Hukum, Syari’at dan fiqih
menjadi bahan kajian yang menarik dan
beredar luas dimasyarakat perbincangannya diakhir perjalanan pemerintahan
2009-2013 disebabkan banyaknya permasalahan yang terkait dengan hukum, Syari’at
dan fiqih ini akan tetapi tidak sesuai dengan harapan ( masyarakat) dalam hal
ini baik kepada pengharapan akan arah pencerahan sebagai bahan pembelajarannya
dan juga penuntasan atas kasus-kasusnya bahkan cenderung memperlihatkan pertambahan
kasus yang menutup opini publik dengan assumsi bahwa HUKUM atau SYARI’AT di
Indonesia sudah tidak bisa memberikan jaminan kepastian dan keadilan yang
dimaksudkan.
Banyaknya
pelanggaran hukum di Indonesia serta persoalan antara keinginan penegakan
Syari’at Islam dengan prilaku yang terwujud pada tokoh-tokoh agama Islam dan
jauh dari penjelasan Al-Qur’an serta As-Sunah menjadikan rasa kepercayaan
kepada keadilan hukum dan kewibawaan Syari’at Islam menjadi menurun. Hal ini
dapatlah kita pahami dalam lintasan jaman yaitu jaman dimana korupsi (apalagi
korupsi dibidang haji, pengadaan Al-Qur’an misalnya), perzinahan (
perselingkuhan wanita) yang melibatkan tokoh agama terjadi bahkan penegakan
hukum itu kok malah menjadi sepele sehingga memunculkan assumsi di publik kalau
melakukan korupsi ( pelanggaran hukum) itu menjadi hal yang sepele dan
biasa-biasa saja. Dijaman seperti ini terjadi permasalahan diatas, tidak ada
kewibawaan hukum atau syari’at lagi yaitu jaman ( waktu) disaat amanah
reformasi sudah tidak bisa lagi diharapkan perwujudannya, yaitu pada ujung
pemerintahan 2009-2014.
Berbagai
keraguan atas upaya penegakan hukum dan syari’at Islam meruyak ke permukaan.
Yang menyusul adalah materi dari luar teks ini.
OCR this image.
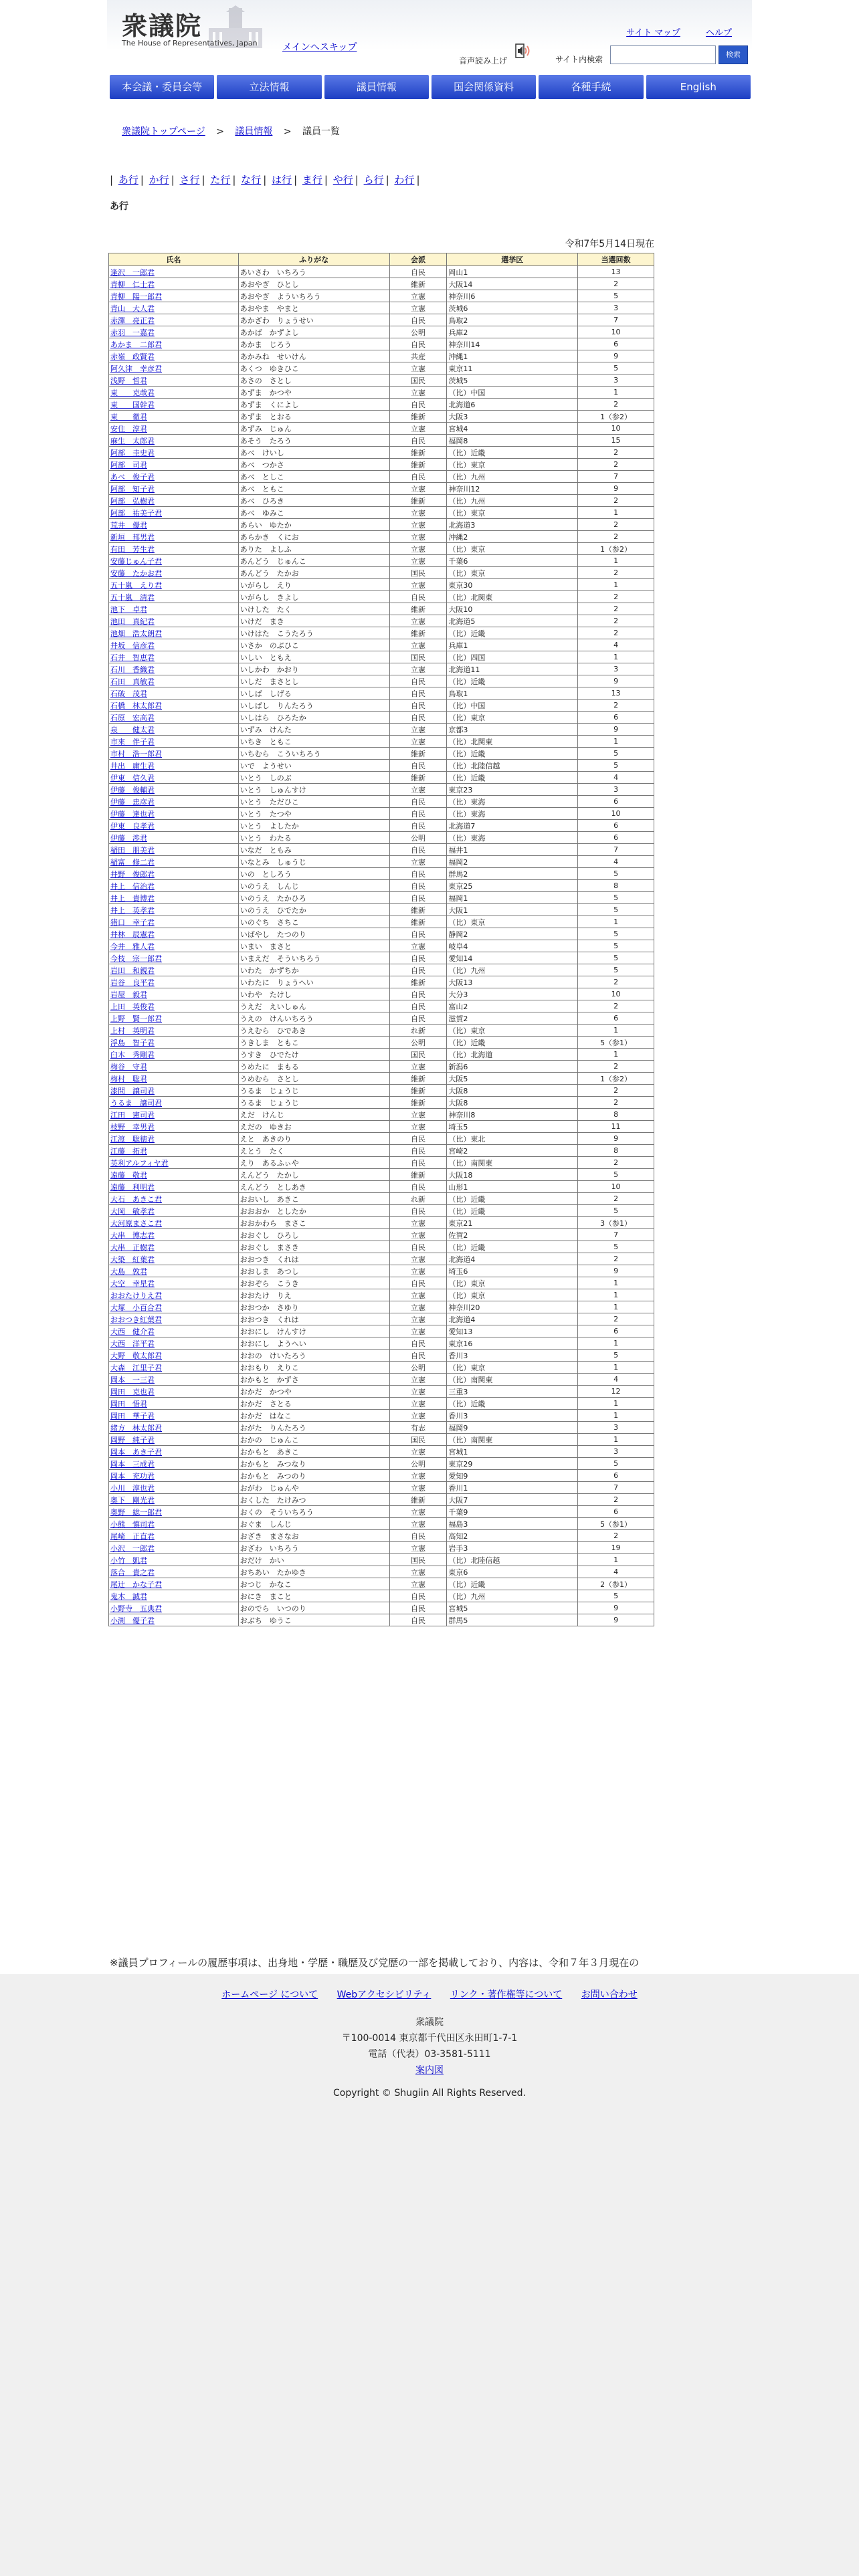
衆議院
The House of Representatives, Japan	メインへスキップ
サイト マップ	ヘルプ
音声読み上げ	サイト内検索
検索
本会議・委員会等	立法情報	議員情報	国会関係資料	各種手続	English
衆議院トップページ > 議員情報 > 議員一覧
| あ行 | か行 | さ行 | た行 | な行 | は行 | ま行 | や行 | ら行 | わ行 |
あ行
令和7年5月14日現在
氏名	ふりがな	会派	選挙区	当選回数
逢沢　一郎君	あいさわ　いちろう	自民	岡山1	13
青柳　仁士君	あおやぎ　ひとし	維新	大阪14	2
青柳　陽一郎君	あおやぎ　よういちろう	立憲	神奈川6	5
青山　大人君	あおやま　やまと	立憲	茨城6	3
赤澤　亮正君	あかざわ　りょうせい	自民	鳥取2	7
赤羽　一嘉君	あかば　かずよし	公明	兵庫2	10
あかま　二郎君	あかま　じろう	自民	神奈川14	6
赤嶺　政賢君	あかみね　せいけん	共産	沖縄1	9
阿久津　幸彦君	あくつ　ゆきひこ	立憲	東京11	5
浅野　哲君	あさの　さとし	国民	茨城5	3
東　　克哉君	あずま　かつや	立憲	（比）中国	1
東　　国幹君	あずま　くによし	自民	北海道6	2
東　　徹君	あずま　とおる	維新	大阪3	1（参2）
安住　淳君	あずみ　じゅん	立憲	宮城4	10
麻生　太郎君	あそう　たろう	自民	福岡8	15
阿部　圭史君	あべ　けいし	維新	（比）近畿	2
阿部　司君	あべ　つかさ	維新	（比）東京	2
あべ　俊子君	あべ　としこ	自民	（比）九州	7
阿部　知子君	あべ　ともこ	立憲	神奈川12	9
阿部　弘樹君	あべ　ひろき	維新	（比）九州	2
阿部　祐美子君	あべ　ゆみこ	立憲	（比）東京	1
荒井　優君	あらい　ゆたか	立憲	北海道3	2
新垣　邦男君	あらかき　くにお	立憲	沖縄2	2
有田　芳生君	ありた　よしふ	立憲	（比）東京	1（参2）
安藤じゅん子君	あんどう　じゅんこ	立憲	千葉6	1
安藤　たかお君	あんどう　たかお	国民	（比）東京	2
五十嵐　えり君	いがらし　えり	立憲	東京30	1
五十嵐　清君	いがらし　きよし	自民	（比）北関東	2
池下　卓君	いけした　たく	維新	大阪10	2
池田　真紀君	いけだ　まき	立憲	北海道5	2
池畑　浩太朗君	いけはた　こうたろう	維新	（比）近畿	2
井坂　信彦君	いさか　のぶひこ	立憲	兵庫1	4
石井　智恵君	いしい　ともえ	国民	（比）四国	1
石川　香織君	いしかわ　かおり	立憲	北海道11	3
石田　真敏君	いしだ　まさとし	自民	（比）近畿	9
石破　茂君	いしば　しげる	自民	鳥取1	13
石橋　林太郎君	いしばし　りんたろう	自民	（比）中国	2
石原　宏高君	いしはら　ひろたか	自民	（比）東京	6
泉　　健太君	いずみ　けんた	立憲	京都3	9
市來　伴子君	いちき　ともこ	立憲	（比）北関東	1
市村　浩一郎君	いちむら　こういちろう	維新	（比）近畿	5
井出　庸生君	いで　ようせい	自民	（比）北陸信越	5
伊東　信久君	いとう　しのぶ	維新	（比）近畿	4
伊藤　俊輔君	いとう　しゅんすけ	立憲	東京23	3
伊藤　忠彦君	いとう　ただひこ	自民	（比）東海	6
伊藤　達也君	いとう　たつや	自民	（比）東海	10
伊東　良孝君	いとう　よしたか	自民	北海道7	6
伊藤　渉君	いとう　わたる	公明	（比）東海	6
稲田　朋美君	いなだ　ともみ	自民	福井1	7
稲富　修二君	いなとみ　しゅうじ	立憲	福岡2	4
井野　俊郎君	いの　としろう	自民	群馬2	5
井上　信治君	いのうえ　しんじ	自民	東京25	8
井上　貴博君	いのうえ　たかひろ	自民	福岡1	5
井上　英孝君	いのうえ　ひでたか	維新	大阪1	5
猪口　幸子君	いのぐち　さちこ	維新	（比）東京	1
井林　辰憲君	いばやし　たつのり	自民	静岡2	5
今井　雅人君	いまい　まさと	立憲	岐阜4	5
今枝　宗一郎君	いまえだ　そういちろう	自民	愛知14	5
岩田　和親君	いわた　かずちか	自民	（比）九州	5
岩谷　良平君	いわたに　りょうへい	維新	大阪13	2
岩屋　毅君	いわや　たけし	自民	大分3	10
上田　英俊君	うえだ　えいしゅん	自民	富山2	2
上野　賢一郎君	うえの　けんいちろう	自民	滋賀2	6
上村　英明君	うえむら　ひであき	れ新	（比）東京	1
浮島　智子君	うきしま　ともこ	公明	（比）近畿	5（参1）
臼木　秀剛君	うすき　ひでたけ	国民	（比）北海道	1
梅谷　守君	うめたに　まもる	立憲	新潟6	2
梅村　聡君	うめむら　さとし	維新	大阪5	1（参2）
漆間　譲司君	うるま　じょうじ	維新	大阪8	2
うるま　譲司君	うるま　じょうじ	維新	大阪8	2
江田　憲司君	えだ　けんじ	立憲	神奈川8	8
枝野　幸男君	えだの　ゆきお	立憲	埼玉5	11
江渡　聡徳君	えと　あきのり	自民	（比）東北	9
江藤　拓君	えとう　たく	自民	宮崎2	8
英利アルフィヤ君	えり　あるふぃや	自民	（比）南関東	2
遠藤　敬君	えんどう　たかし	維新	大阪18	5
遠藤　利明君	えんどう　としあき	自民	山形1	10
大石　あきこ君	おおいし　あきこ	れ新	（比）近畿	2
大岡　敏孝君	おおおか　としたか	自民	（比）近畿	5
大河原まさこ君	おおかわら　まさこ	立憲	東京21	3（参1）
大串　博志君	おおぐし　ひろし	立憲	佐賀2	7
大串　正樹君	おおぐし　まさき	自民	（比）近畿	5
大築　紅葉君	おおつき　くれは	立憲	北海道4	2
大島　敦君	おおしま　あつし	立憲	埼玉6	9
大空　幸星君	おおぞら　こうき	自民	（比）東京	1
おおたけりえ君	おおたけ　りえ	立憲	（比）東京	1
大塚　小百合君	おおつか　さゆり	立憲	神奈川20	1
おおつき紅葉君	おおつき　くれは	立憲	北海道4	2
大西　健介君	おおにし　けんすけ	立憲	愛知13	6
大西　洋平君	おおにし　ようへい	自民	東京16	1
大野　敬太郎君	おおの　けいたろう	自民	香川3	5
大森　江里子君	おおもり　えりこ	公明	（比）東京	1
岡本　一三君	おかもと　かずさ	立憲	（比）南関東	4
岡田　克也君	おかだ　かつや	立憲	三重3	12
岡田　悟君	おかだ　さとる	立憲	（比）近畿	1
岡田　華子君	おかだ　はなこ	立憲	香川3	1
緒方　林太郎君	おがた　りんたろう	有志	福岡9	3
岡野　純子君	おかの　じゅんこ	国民	（比）南関東	1
岡本　あき子君	おかもと　あきこ	立憲	宮城1	3
岡本　三成君	おかもと　みつなり	公明	東京29	5
岡本　充功君	おかもと　みつのり	立憲	愛知9	6
小川　淳也君	おがわ　じゅんや	立憲	香川1	7
奥下　剛光君	おくした　たけみつ	維新	大阪7	2
奥野　総一郎君	おくの　そういちろう	立憲	千葉9	6
小熊　慎司君	おぐま　しんじ	立憲	福島3	5（参1）
尾崎　正直君	おざき　まさなお	自民	高知2	2
小沢　一郎君	おざわ　いちろう	立憲	岩手3	19
小竹　凱君	おだけ　かい	国民	（比）北陸信越	1
落合　貴之君	おちあい　たかゆき	立憲	東京6	4
尾辻　かな子君	おつじ　かなこ	立憲	（比）近畿	2（参1）
鬼木　誠君	おにき　まこと	自民	（比）九州	5
小野寺　五典君	おのでら　いつのり	自民	宮城5	9
小渕　優子君	おぶち　ゆうこ	自民	群馬5	9
※議員プロフィールの履歴事項は、出身地・学歴・職歴及び党歴の一部を掲載しており、内容は、令和７年３月現在の
ホームページ について Webアクセシビリティ リンク・著作権等について お問い合わせ
衆議院
〒100-0014 東京都千代田区永田町1-7-1
電話（代表）03-3581-5111
案内図
Copyright © Shugiin All Rights Reserved.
Suara-suara tidak sekencang dulu lagi, seperti diawal gelindingnya reformasi.
Para pejabat banyak yang berteriak soal anti korupsi dan keharusan supaya hukum
menjadi panglima. Dan... tokoh-tokoh agama Islam banyak bicara soal penegakan
syari’at Islam. Kini urat suara itu yang menggaungkan hukum sebagai panglima
dan penegakan syari’at Islam sebagai icon (garis perjuangan pokok ) utama
dialam reformasi tersebut sudah nyaris tak terdengar. Sehingga kesungguhan akan
apa yang dinginkan dan diucapkan sudah tak liniar lagi. Kini tak ada lagi
kengototan untuk bicara soal penegakan hukum apalagi bicara soal penegakan
syari’at Islam ini. Apalagi kasus korupsi sudah semakin banyak dan kelihatan
jelas dilakukan oleh para pejabat yang notabene mereka itu beragama Islam.Lalu
mereka foya-foya dengan jabatan yang dimilikinya..jelas ini ciri orang yang
suka melanggar hukum.
Kalau kita
renungkan kembali mengenai persoalan diatas, pertanyaan yang muncul kemudian
adalah apa kesalahannya sehingga persoalan ini bisa terjadi dinegri yang
mayoritas jumlah penduduknya berkeyakinan Islam sebagai patokan hidupnya ?.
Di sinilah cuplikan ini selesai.